—Nous profitons du bénéfice de lois que nous n'avons ni provoquées ni demandées, mais nous ne serons ni mendiants ni avides; et d'ailleurs vous savez bien, reprit-elle, que ni moi ni monsieur de Mortsauf nous ne pouvons sortir de Clochegourde. Par mon conseil, il a refusé le commandement auquel il avait droit dans la Maison Rouge. Il nous suffit que mon père ait sa charge! Notre modestie forcée, dit-elle en souriant avec amertume, a déjà bien servi notre enfant. Le roi, près duquel mon père est de service, a dit fort gracieusement qu'il reporterait sur Jacques la faveur dont nous ne voulions pas. L'éducation de Jacques, à laquelle il faut songer, est maintenant l'objet d'une grave discussion; il va représenter deux maisons, les Lenoncourt et les Mortsauf. Je ne puis avoir d'ambition que pour lui, voici donc mes inquiétudes augmentées. Non-seulement Jacques doit vivre, mais il doit encore devenir digne de son nom, deux obligations qui se contrarient. Jusqu'à présent j'ai pu suffire à son éducation en mesurant les travaux à ses forces, mais d'abord où trouver un précepteur qui me convienne? Puis, plus tard, quel ami me le conservera dans cet horrible Paris où tout est piége pour l'âme et danger pour le corps? Mon ami, me dit-elle d'une voix émue, à voir votre front et vos yeux, qui ne devinerait en vous l'un de ces oiseaux qui doivent habiter les hauteurs? prenez votre élan, soyez un jour le parrain de notre cher enfant. Allez à Paris, si votre frère et votre père ne vous secondent point, notre famille, ma mère surtout, qui a le génie des affaires, sera certes très-influente; profitez de notre crédit! vous ne manquerez alors ni d'appui, ni de secours dans la carrière que vous choisirez! mettez donc le superflu de vos forces dans une noble ambition...

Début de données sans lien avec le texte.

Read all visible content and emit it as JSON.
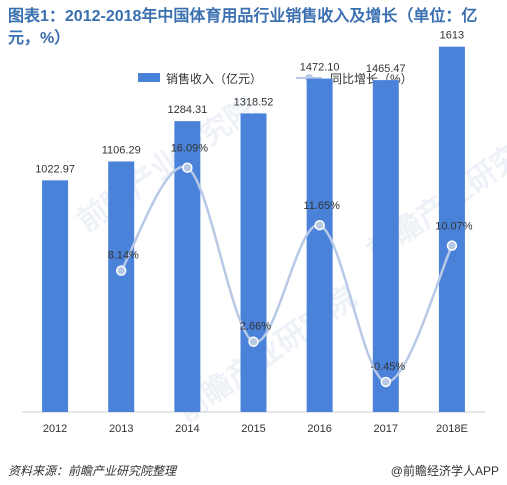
{
  "title": "图表1：2012-2018年中国体育用品行业销售收入及增长（单位：亿元，%）",
  "legend": {
    "bar_label": "销售收入（亿元）",
    "line_label": "同比增长（%）"
  },
  "footer": {
    "source": "资料来源：前瞻产业研究院整理",
    "brand": "@前瞻经济学人APP"
  },
  "watermark": {
    "text": "前瞻产业研究院"
  },
  "colors": {
    "bar": "#4a82d9",
    "line": "#b8c9e6",
    "title": "#3a6fb0"
  },
  "chart_data": {
    "type": "bar",
    "categories": [
      "2012",
      "2013",
      "2014",
      "2015",
      "2016",
      "2017",
      "2018E"
    ],
    "series": [
      {
        "name": "销售收入（亿元）",
        "type": "bar",
        "values": [
          1022.97,
          1106.29,
          1284.31,
          1318.52,
          1472.1,
          1465.47,
          1613
        ],
        "labels": [
          "1022.97",
          "1106.29",
          "1284.31",
          "1318.52",
          "1472.10",
          "1465.47",
          "1613"
        ]
      },
      {
        "name": "同比增长（%）",
        "type": "line",
        "axis": "secondary",
        "values": [
          null,
          8.14,
          16.09,
          2.66,
          11.65,
          -0.45,
          10.07
        ],
        "labels": [
          "",
          "8.14%",
          "16.09%",
          "2.66%",
          "11.65%",
          "-0.45%",
          "10.07%"
        ]
      }
    ],
    "ylim": [
      0,
      1700
    ],
    "y2lim": [
      -3,
      19
    ],
    "grid": false,
    "legend_position": "top"
  }
}
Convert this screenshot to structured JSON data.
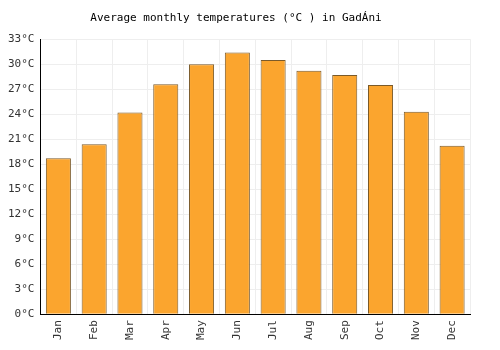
{
  "chart_data": {
    "type": "bar",
    "title": "Average monthly temperatures (°C ) in GadÁni",
    "categories": [
      "Jan",
      "Feb",
      "Mar",
      "Apr",
      "May",
      "Jun",
      "Jul",
      "Aug",
      "Sep",
      "Oct",
      "Nov",
      "Dec"
    ],
    "values": [
      18.7,
      20.4,
      24.2,
      27.6,
      30.0,
      31.4,
      30.5,
      29.2,
      28.7,
      27.5,
      24.3,
      20.2
    ],
    "color": "#fba52e",
    "ylim": [
      0,
      33
    ],
    "yticks": [
      {
        "value": 0,
        "label": "0°C"
      },
      {
        "value": 3,
        "label": "3°C"
      },
      {
        "value": 6,
        "label": "6°C"
      },
      {
        "value": 9,
        "label": "9°C"
      },
      {
        "value": 12,
        "label": "12°C"
      },
      {
        "value": 15,
        "label": "15°C"
      },
      {
        "value": 18,
        "label": "18°C"
      },
      {
        "value": 21,
        "label": "21°C"
      },
      {
        "value": 24,
        "label": "24°C"
      },
      {
        "value": 27,
        "label": "27°C"
      },
      {
        "value": 30,
        "label": "30°C"
      },
      {
        "value": 33,
        "label": "33°C"
      }
    ],
    "grid": true
  }
}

—Je vous entends, lui dis-je en l'interrompant, mon ambition deviendra ma maîtresse. Je n'ai pas besoin de ceci pour être tout à vous. Non, je ne veux pas être récompensé de ma sagesse ici par des faveurs là-bas. J'irai, je grandirai seul, par moi-même. J'accepterais tout de vous; des autres, je ne veux rien.
—Enfantillage! dit-elle en murmurant mais en retenant mal un sourire de contentement.
—D'ailleurs, je me suis voué, lui dis-je. En méditant notre situation, j'ai pensé à m'attacher à vous par des liens qui ne puissent jamais se dénouer.
Elle eut un léger tremblement et s'arrêta pour me regarder.
—Que voulez-vous dire? fit-elle en laissant aller les deux couples qui nous précédaient et gardant ses enfants près d'elle.
—Hé! bien, répondis-je, dites-moi franchement comment vous voulez que je vous aime.
—Aimez-moi comme m'aimait ma tante, de qui je vous ai donné les droits en vous autorisant à m'appeler du nom qu'elle avait choisi pour elle parmi les miens.
—J'aimerai donc sans espérance, avec un dévouement complet. Hé! bien, oui, je ferai pour vous ce que l'homme fait pour Dieu. Ne l'avez-vous pas demandé? Je vais entrer dans un séminaire, j'en sortirai prêtre, et j'élèverai Jacques. Votre Jacques, ce sera comme un autre moi: conceptions politiques, pensée, énergie, patience, je lui donnerai tout. Ainsi, je demeurerai près de vous, sans que mon amour, pris dans la religion comme une image d'argent dans du cristal, puisse être suspecté. Vous n'avez à craindre aucune de ces ardeurs immodérées qui saisissent un homme et par lesquelles une fois déjà je me suis laissé vaincre. Je me consumerai dans la flamme, et vous aimerai d'un amour purifié.
Elle pâlit, et dit à mots pressés:—Félix, ne vous engagez pas en des liens qui, un jour, seraient un obstacle à votre bonheur. Je mourrais de chagrin d'avoir été la cause de ce suicide. Enfant, un désespoir d'amour est-il donc une vocation? Attendez les épreuves de la vie pour juger de la vie; je le veux, je l'ordonne. Ne vous mariez ni avec l'Église ni avec une femme, ne vous mariez d'aucune manière, je vous le défends. Restez libre. Vous avez vingt et un ans. A peine savez-vous ce que vous réserve l'avenir. Mon Dieu! vous aurais-je mal jugé? Cependant j'ai cru que deux mois suffisaient à connaître certaines âmes.